How is Amazon doing on those measures so far? Horribly. Those warehouse jobs offer low wages, little job stability (bolstered by the fact that many of the jobs are seasonal or subcontracted rather than full time), and meanwhile the guy who runs Amazon is one of world’s richest humans. Amazon is in fact the embodiment of every bad trend in the workplace. If we are to make the prototypical job of the future something less than dystopic, we have a lot of work to do.

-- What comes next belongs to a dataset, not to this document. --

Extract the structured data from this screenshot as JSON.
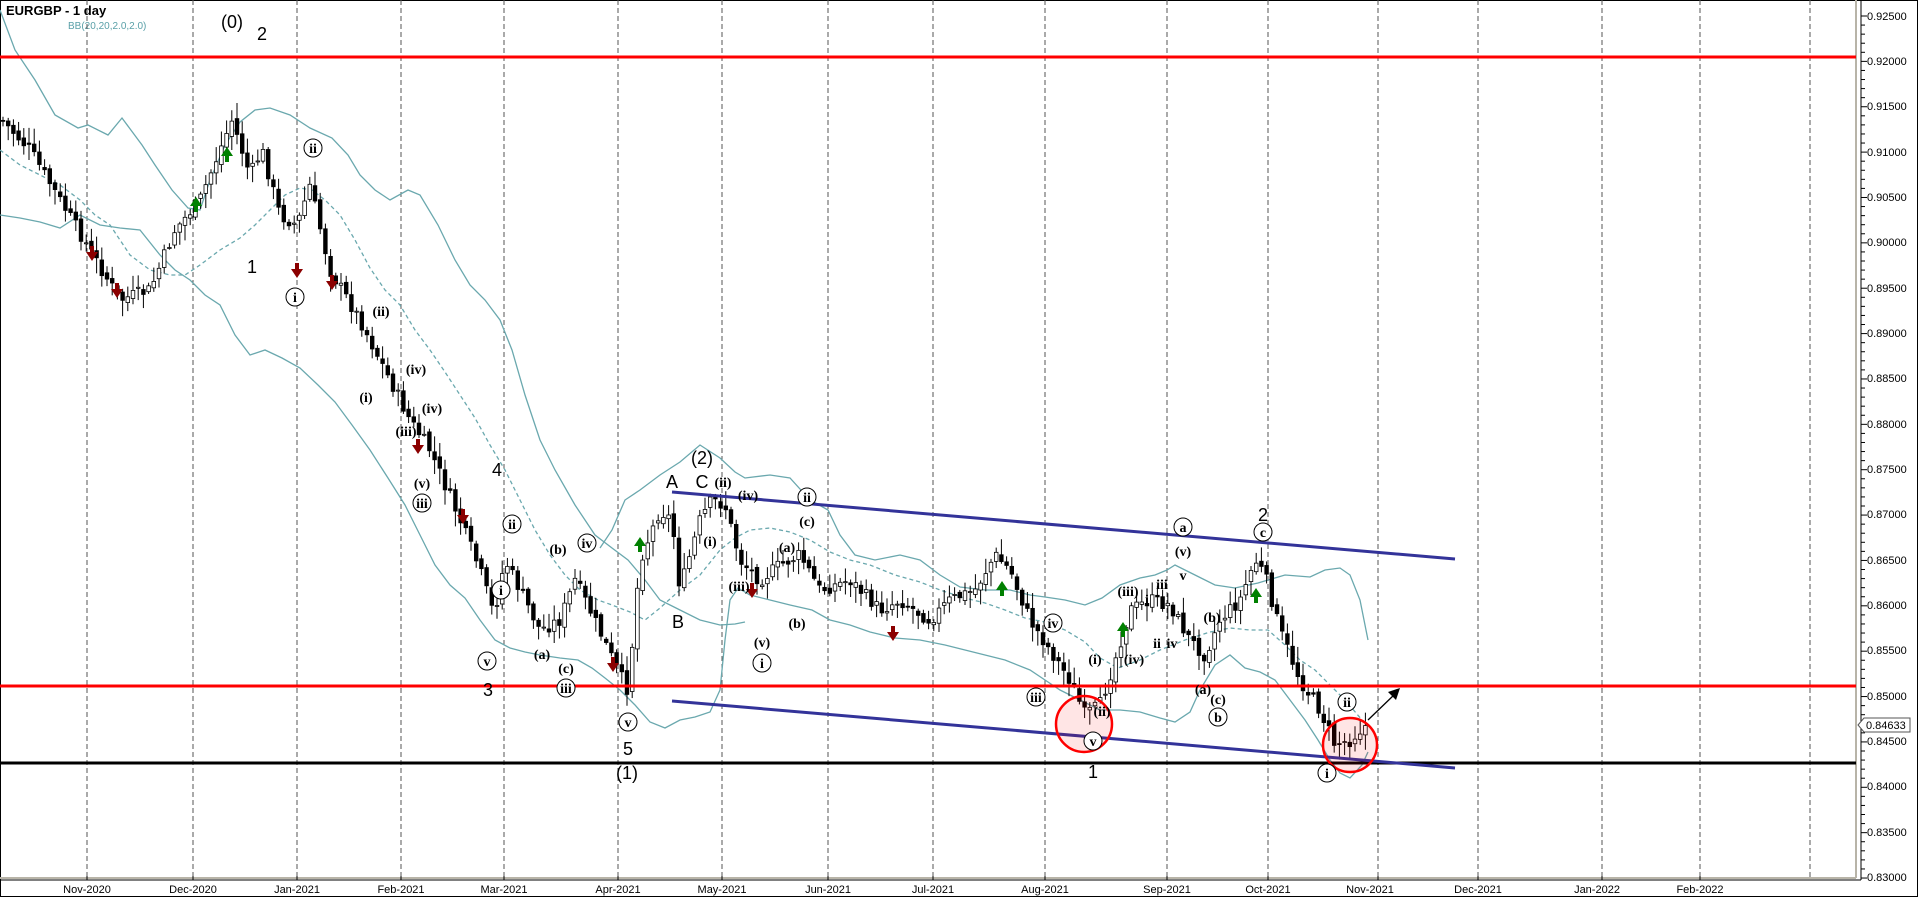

So, to get to the fucking point of all this: The only realistic way for the future of work not to suck is through the power of organized labor. Either Amazon warehouse workers will organize and unionize and assert their (considerable, latent) collective power to raise their own wages and improve their working conditions, or the future of work will continue to be just as bleak as the present. Let me state this in an even clearer way: There is nothing—NOTHING—more important for American unions to do right now than to unionize Amazon warehouse workers. Unions in America represent a paltry 7% or so of private sector workers, which is a “Prime” (heh) reason why we have the problems that we have in the first place. Power in the workplace has shifted drastically to the side of corporations and away from you, the human. If we ever want to stem inequality, we need unions to get stronger. And if unions ever want to get stronger, they need to move into where the economy is going, rather than spending all their time wallowing in the jobs of the past. Where is the economy going? Into the Amazon warehouse. And do our nation’s most powerful unions have a comprehensive plan to organize all of these workers, thereby saving both the workers and the unions themselves?

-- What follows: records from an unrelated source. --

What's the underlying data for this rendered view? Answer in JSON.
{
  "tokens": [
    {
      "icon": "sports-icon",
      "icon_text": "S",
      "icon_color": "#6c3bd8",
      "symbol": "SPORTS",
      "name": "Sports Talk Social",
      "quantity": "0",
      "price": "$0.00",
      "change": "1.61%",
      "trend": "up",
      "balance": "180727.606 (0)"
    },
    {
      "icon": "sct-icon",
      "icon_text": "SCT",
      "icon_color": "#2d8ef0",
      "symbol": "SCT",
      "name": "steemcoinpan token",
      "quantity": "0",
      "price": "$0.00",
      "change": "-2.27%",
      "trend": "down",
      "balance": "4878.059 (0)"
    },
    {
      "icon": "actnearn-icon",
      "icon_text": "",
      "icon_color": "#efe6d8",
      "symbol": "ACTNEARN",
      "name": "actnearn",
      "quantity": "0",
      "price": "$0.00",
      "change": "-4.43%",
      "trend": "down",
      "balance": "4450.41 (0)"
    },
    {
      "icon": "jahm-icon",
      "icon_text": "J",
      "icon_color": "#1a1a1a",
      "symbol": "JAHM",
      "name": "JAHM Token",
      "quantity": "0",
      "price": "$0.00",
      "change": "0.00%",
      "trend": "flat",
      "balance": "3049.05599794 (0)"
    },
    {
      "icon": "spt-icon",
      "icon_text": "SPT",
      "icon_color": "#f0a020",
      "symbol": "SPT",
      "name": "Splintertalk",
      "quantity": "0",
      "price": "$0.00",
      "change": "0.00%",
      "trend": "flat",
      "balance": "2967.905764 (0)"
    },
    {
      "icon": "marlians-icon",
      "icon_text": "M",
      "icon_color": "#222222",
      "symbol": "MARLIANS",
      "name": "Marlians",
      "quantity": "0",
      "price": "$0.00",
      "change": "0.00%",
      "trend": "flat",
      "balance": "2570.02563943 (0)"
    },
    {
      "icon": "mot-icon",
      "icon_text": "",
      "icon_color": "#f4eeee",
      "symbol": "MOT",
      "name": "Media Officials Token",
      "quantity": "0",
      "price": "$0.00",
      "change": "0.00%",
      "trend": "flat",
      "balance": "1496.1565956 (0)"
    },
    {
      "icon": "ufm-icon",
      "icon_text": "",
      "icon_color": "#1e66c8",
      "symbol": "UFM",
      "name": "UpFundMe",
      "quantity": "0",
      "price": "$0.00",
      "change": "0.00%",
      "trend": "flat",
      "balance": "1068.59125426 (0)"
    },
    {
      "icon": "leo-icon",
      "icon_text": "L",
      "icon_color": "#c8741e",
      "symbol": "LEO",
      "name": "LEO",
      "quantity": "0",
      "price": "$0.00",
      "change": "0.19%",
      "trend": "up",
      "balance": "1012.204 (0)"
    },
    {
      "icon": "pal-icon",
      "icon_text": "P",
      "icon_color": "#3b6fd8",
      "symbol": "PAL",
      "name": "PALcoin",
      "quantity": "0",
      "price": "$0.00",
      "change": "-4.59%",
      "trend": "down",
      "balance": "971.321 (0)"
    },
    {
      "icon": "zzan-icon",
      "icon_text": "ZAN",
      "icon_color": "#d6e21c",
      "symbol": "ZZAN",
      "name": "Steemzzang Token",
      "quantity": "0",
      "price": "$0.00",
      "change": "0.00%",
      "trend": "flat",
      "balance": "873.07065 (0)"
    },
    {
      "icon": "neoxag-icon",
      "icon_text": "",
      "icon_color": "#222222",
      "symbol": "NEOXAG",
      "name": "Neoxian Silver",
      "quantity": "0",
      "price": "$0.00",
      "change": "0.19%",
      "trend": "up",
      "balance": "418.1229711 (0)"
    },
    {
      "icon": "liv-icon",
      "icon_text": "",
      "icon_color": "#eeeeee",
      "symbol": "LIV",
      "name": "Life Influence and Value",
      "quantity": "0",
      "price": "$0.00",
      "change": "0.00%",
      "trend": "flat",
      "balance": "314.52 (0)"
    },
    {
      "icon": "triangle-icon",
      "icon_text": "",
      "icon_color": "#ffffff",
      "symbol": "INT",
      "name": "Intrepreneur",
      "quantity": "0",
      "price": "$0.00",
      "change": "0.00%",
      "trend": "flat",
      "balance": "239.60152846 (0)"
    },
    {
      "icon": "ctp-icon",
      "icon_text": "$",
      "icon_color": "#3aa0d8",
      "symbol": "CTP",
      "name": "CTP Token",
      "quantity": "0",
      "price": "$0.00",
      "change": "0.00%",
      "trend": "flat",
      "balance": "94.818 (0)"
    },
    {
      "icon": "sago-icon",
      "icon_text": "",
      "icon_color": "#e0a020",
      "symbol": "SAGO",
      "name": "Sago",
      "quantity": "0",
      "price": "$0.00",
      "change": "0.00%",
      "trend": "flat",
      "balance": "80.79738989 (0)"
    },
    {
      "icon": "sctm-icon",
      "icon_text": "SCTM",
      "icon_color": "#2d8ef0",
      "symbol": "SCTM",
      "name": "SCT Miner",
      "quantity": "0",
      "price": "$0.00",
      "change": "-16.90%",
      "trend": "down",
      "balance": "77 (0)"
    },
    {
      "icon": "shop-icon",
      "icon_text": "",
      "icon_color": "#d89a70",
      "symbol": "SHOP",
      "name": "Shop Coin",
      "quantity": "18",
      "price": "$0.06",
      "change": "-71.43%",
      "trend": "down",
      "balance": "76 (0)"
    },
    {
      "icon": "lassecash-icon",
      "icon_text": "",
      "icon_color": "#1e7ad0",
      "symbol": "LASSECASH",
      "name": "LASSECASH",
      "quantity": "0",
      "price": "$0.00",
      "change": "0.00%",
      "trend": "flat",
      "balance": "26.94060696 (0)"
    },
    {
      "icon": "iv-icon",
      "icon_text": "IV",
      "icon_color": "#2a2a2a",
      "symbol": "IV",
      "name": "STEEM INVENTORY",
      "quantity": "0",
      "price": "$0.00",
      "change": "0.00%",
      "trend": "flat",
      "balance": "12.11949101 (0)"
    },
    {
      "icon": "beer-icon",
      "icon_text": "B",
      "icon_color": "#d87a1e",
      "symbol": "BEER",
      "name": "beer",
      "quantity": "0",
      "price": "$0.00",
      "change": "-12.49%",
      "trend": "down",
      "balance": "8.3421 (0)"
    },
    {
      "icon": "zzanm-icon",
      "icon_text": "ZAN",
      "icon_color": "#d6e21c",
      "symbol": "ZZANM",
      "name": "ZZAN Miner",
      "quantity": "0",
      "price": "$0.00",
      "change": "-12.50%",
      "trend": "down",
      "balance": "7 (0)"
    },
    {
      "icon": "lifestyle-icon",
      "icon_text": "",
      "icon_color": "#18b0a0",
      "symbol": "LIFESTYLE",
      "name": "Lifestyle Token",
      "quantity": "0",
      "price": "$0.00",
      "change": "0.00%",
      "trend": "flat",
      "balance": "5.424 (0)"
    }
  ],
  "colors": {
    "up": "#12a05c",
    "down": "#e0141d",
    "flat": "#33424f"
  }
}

Not at all. Not even a bit.

There have been sporadic and largely unsuccessful attempts to unionize certain Amazon locations here and there, but absolutely nothing on the scale of what is needed. What is needed? Tens of millions of dollars, dozens and dozens of professional union organizers working exclusively on this, and a multi-year funding commitment. It’s not that the big unions can’t afford such large-scale commitments; they just haven’t decided to do it. And the longer they wait, the more entrenched the current system becomes, the more entrenched inequality and precariousness in the workplace becomes, the more entrenched Amazon’s corporate political and economic and cultural power becomes, and the more certain it becomes that all of the bad trends that are obvious to us all right now will continue because nobody is putting in the effort to reverse them in a systematic way.

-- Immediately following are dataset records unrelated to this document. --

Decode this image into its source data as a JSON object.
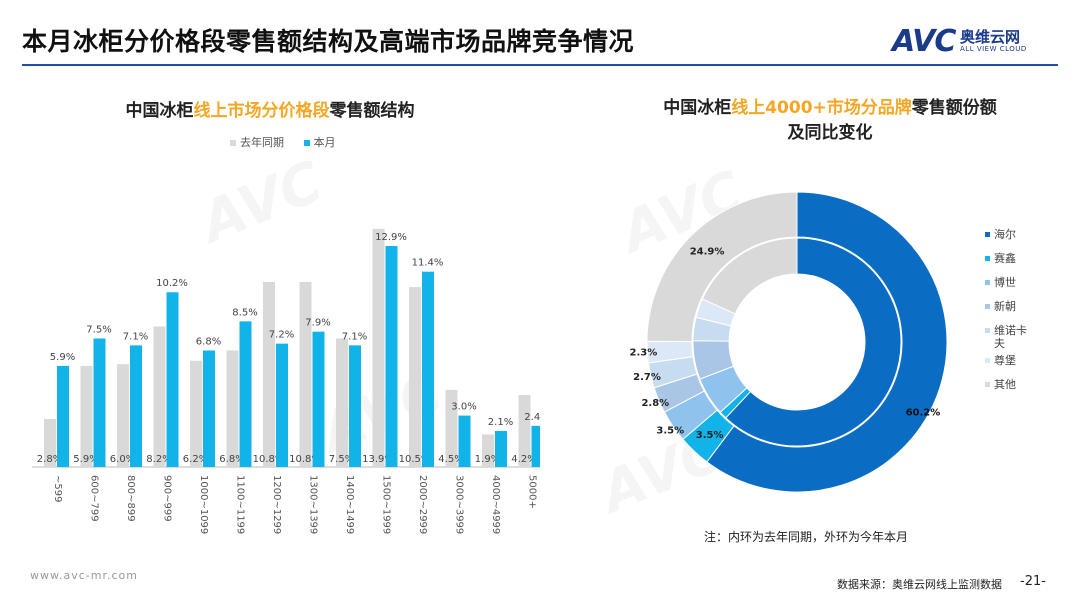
{
  "page": {
    "title": "本月冰柜分价格段零售额结构及高端市场品牌竞争情况",
    "logo_mark": "AVC",
    "logo_cn": "奥维云网",
    "logo_en": "ALL VIEW CLOUD",
    "watermark": "AVC",
    "url": "www.avc-mr.com",
    "source": "数据来源：奥维云网线上监测数据",
    "page_number": "-21-",
    "note": "注：内环为去年同期，外环为今年本月"
  },
  "bar_panel": {
    "title_pre": "中国冰柜",
    "title_hl": "线上市场分价格段",
    "title_post": "零售额结构"
  },
  "donut_panel": {
    "title_pre": "中国冰柜",
    "title_hl": "线上4000+市场分品牌",
    "title_post": "零售额份额",
    "title_line2": "及同比变化"
  },
  "colors": {
    "last_year": "#d9d9d9",
    "this_month": "#12b3e8",
    "accent": "#f5a623",
    "rule": "#1f4fa0"
  },
  "chart_data": [
    {
      "type": "bar",
      "categories": [
        "~599",
        "600~799",
        "800~899",
        "900~999",
        "1000~1099",
        "1100~1199",
        "1200~1299",
        "1300~1399",
        "1400~1499",
        "1500~1999",
        "2000~2999",
        "3000~3999",
        "4000~4999",
        "5000+"
      ],
      "series": [
        {
          "name": "去年同期",
          "color": "#d9d9d9",
          "values": [
            2.8,
            5.9,
            6.0,
            8.2,
            6.2,
            6.8,
            10.8,
            10.8,
            7.5,
            13.9,
            10.5,
            4.5,
            1.9,
            4.2
          ],
          "labels": [
            "2.8%",
            "5.9%",
            "6.0%",
            "8.2%",
            "6.2%",
            "6.8%",
            "10.8%",
            "10.8%",
            "7.5%",
            "13.9%",
            "10.5%",
            "4.5%",
            "1.9%",
            "4.2%"
          ]
        },
        {
          "name": "本月",
          "color": "#12b3e8",
          "values": [
            5.9,
            7.5,
            7.1,
            10.2,
            6.8,
            8.5,
            7.2,
            7.9,
            7.1,
            12.9,
            11.4,
            3.0,
            2.1,
            2.4
          ],
          "labels": [
            "5.9%",
            "7.5%",
            "7.1%",
            "10.2%",
            "6.8%",
            "8.5%",
            "7.2%",
            "7.9%",
            "7.1%",
            "12.9%",
            "11.4%",
            "3.0%",
            "2.1%",
            "2.4%"
          ]
        }
      ],
      "ylim": [
        0,
        15
      ],
      "legend": "top"
    },
    {
      "type": "pie",
      "style": "double-donut",
      "categories": [
        "海尔",
        "赛鑫",
        "博世",
        "新朝",
        "维诺卡夫",
        "尊堡",
        "其他"
      ],
      "legend_labels": [
        "海尔",
        "赛鑫",
        "博世",
        "新朝",
        "维诺卡\n夫",
        "尊堡",
        "其他"
      ],
      "colors": [
        "#0b6cc4",
        "#12b3e8",
        "#8fc3ee",
        "#a9c6e6",
        "#c8dcf0",
        "#dce8f5",
        "#d9d9d9"
      ],
      "outer": {
        "name": "本月",
        "values": [
          60.2,
          3.5,
          3.5,
          2.8,
          2.7,
          2.3,
          24.9
        ],
        "labels": [
          "60.2%",
          "3.5%",
          "3.5%",
          "2.8%",
          "2.7%",
          "2.3%",
          "24.9%"
        ]
      },
      "inner": {
        "name": "去年同期",
        "values": [
          62.0,
          1.2,
          6.0,
          6.0,
          3.6,
          3.0,
          18.2
        ]
      },
      "legend": "right"
    }
  ]
}
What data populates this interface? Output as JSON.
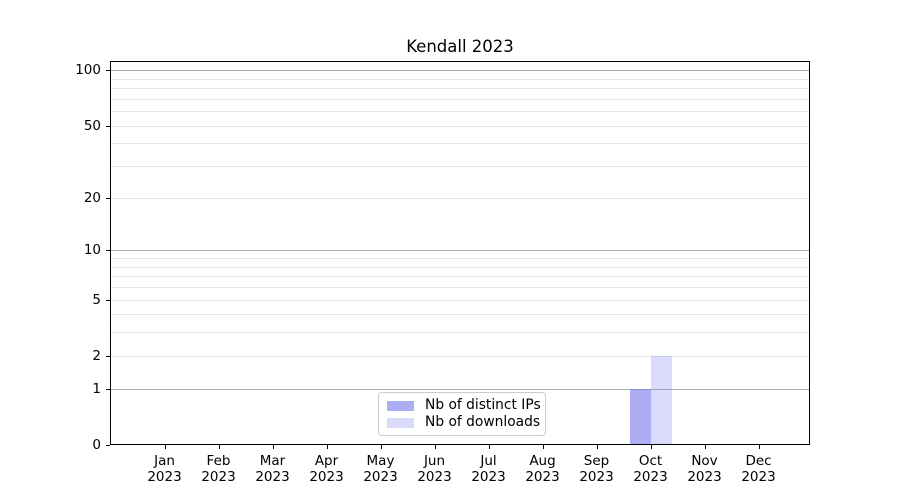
{
  "title": "Kendall 2023",
  "legend": {
    "items": [
      {
        "label": "Nb of distinct IPs",
        "color": "rgba(123,123,238,0.62)"
      },
      {
        "label": "Nb of downloads",
        "color": "rgba(123,123,238,0.28)"
      }
    ],
    "position": "lower center"
  },
  "colors": {
    "bar_base": "#7b7bee",
    "distinct_ips_solid": "#adadf4",
    "downloads_solid": "#dadaf9",
    "major_grid": "#b0b0b0",
    "minor_grid": "#e7e7e7",
    "spine": "#000000",
    "background": "#ffffff"
  },
  "chart_data": {
    "type": "bar",
    "title": "Kendall 2023",
    "categories": [
      "Jan 2023",
      "Feb 2023",
      "Mar 2023",
      "Apr 2023",
      "May 2023",
      "Jun 2023",
      "Jul 2023",
      "Aug 2023",
      "Sep 2023",
      "Oct 2023",
      "Nov 2023",
      "Dec 2023"
    ],
    "series": [
      {
        "name": "Nb of distinct IPs",
        "color": "rgba(123,123,238,0.62)",
        "values": [
          0,
          0,
          0,
          0,
          0,
          0,
          0,
          0,
          0,
          1,
          0,
          0
        ]
      },
      {
        "name": "Nb of downloads",
        "color": "rgba(123,123,238,0.28)",
        "values": [
          0,
          0,
          0,
          0,
          0,
          0,
          0,
          0,
          0,
          2,
          0,
          0
        ]
      }
    ],
    "xlabel": "",
    "ylabel": "",
    "yscale": "log1p",
    "ylim": [
      0,
      112
    ],
    "grid": "horizontal",
    "legend_position": "lower center",
    "yticks": [
      {
        "value": 0,
        "label": "0",
        "major": true
      },
      {
        "value": 1,
        "label": "1",
        "major": true
      },
      {
        "value": 2,
        "label": "2",
        "major": false
      },
      {
        "value": 5,
        "label": "5",
        "major": false
      },
      {
        "value": 10,
        "label": "10",
        "major": true
      },
      {
        "value": 20,
        "label": "20",
        "major": false
      },
      {
        "value": 50,
        "label": "50",
        "major": false
      },
      {
        "value": 100,
        "label": "100",
        "major": true
      }
    ],
    "major_grid_values": [
      1,
      10,
      100
    ],
    "minor_grid_values": [
      2,
      3,
      4,
      5,
      6,
      7,
      8,
      9,
      20,
      30,
      40,
      50,
      60,
      70,
      80,
      90
    ]
  },
  "xaxis": {
    "months": [
      {
        "month": "Jan",
        "year": "2023"
      },
      {
        "month": "Feb",
        "year": "2023"
      },
      {
        "month": "Mar",
        "year": "2023"
      },
      {
        "month": "Apr",
        "year": "2023"
      },
      {
        "month": "May",
        "year": "2023"
      },
      {
        "month": "Jun",
        "year": "2023"
      },
      {
        "month": "Jul",
        "year": "2023"
      },
      {
        "month": "Aug",
        "year": "2023"
      },
      {
        "month": "Sep",
        "year": "2023"
      },
      {
        "month": "Oct",
        "year": "2023"
      },
      {
        "month": "Nov",
        "year": "2023"
      },
      {
        "month": "Dec",
        "year": "2023"
      }
    ]
  }
}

Tens of thousands of Amazon workers across America cannot organize themselves and spontaneously collectively bargain with one of the world’s most powerful companies. That’s not realistic. But the people sweating with tired feet in unstable warehouse jobs are capable of understanding that they can get a raise and a better job if they come together. That’s just common sense. It is the job of the union world to help them get there. It is going to take a lot of money. But not spending that money now will prove to be a very, very bad mistake. This is one of those urgent strategic decisions that labor unions either will or won’t fuck up. I guess we can meet back here in a few years to see which one was the case.

Organize the Amazon warehouse workers. Make the future better. We could all be working in a warehouse sooner than you think.

Update: An Amazon spokesperson responded to this piece with an email saying that “Amazon employees receive highly competitive wages with regular pay increases and bonuses,” and that “Throughout the year on average, nearly 90 percent of associates across the company’s US fulfillment network are regular, full-time employees. These individuals work in innovative, state-of-the-art facilities with climate control and advanced technology.” Asked about unions specifically, the spokesperson said “we respect the individual rights of our associates and have an open-door policy that encourages associates to bring their comments, questions and concerns directly to their management teams. We firmly believe this direct connection is the most effective way to understand and respond to the needs of our workforce.” Amazon declined a request to be interviewed about unions in their workplace.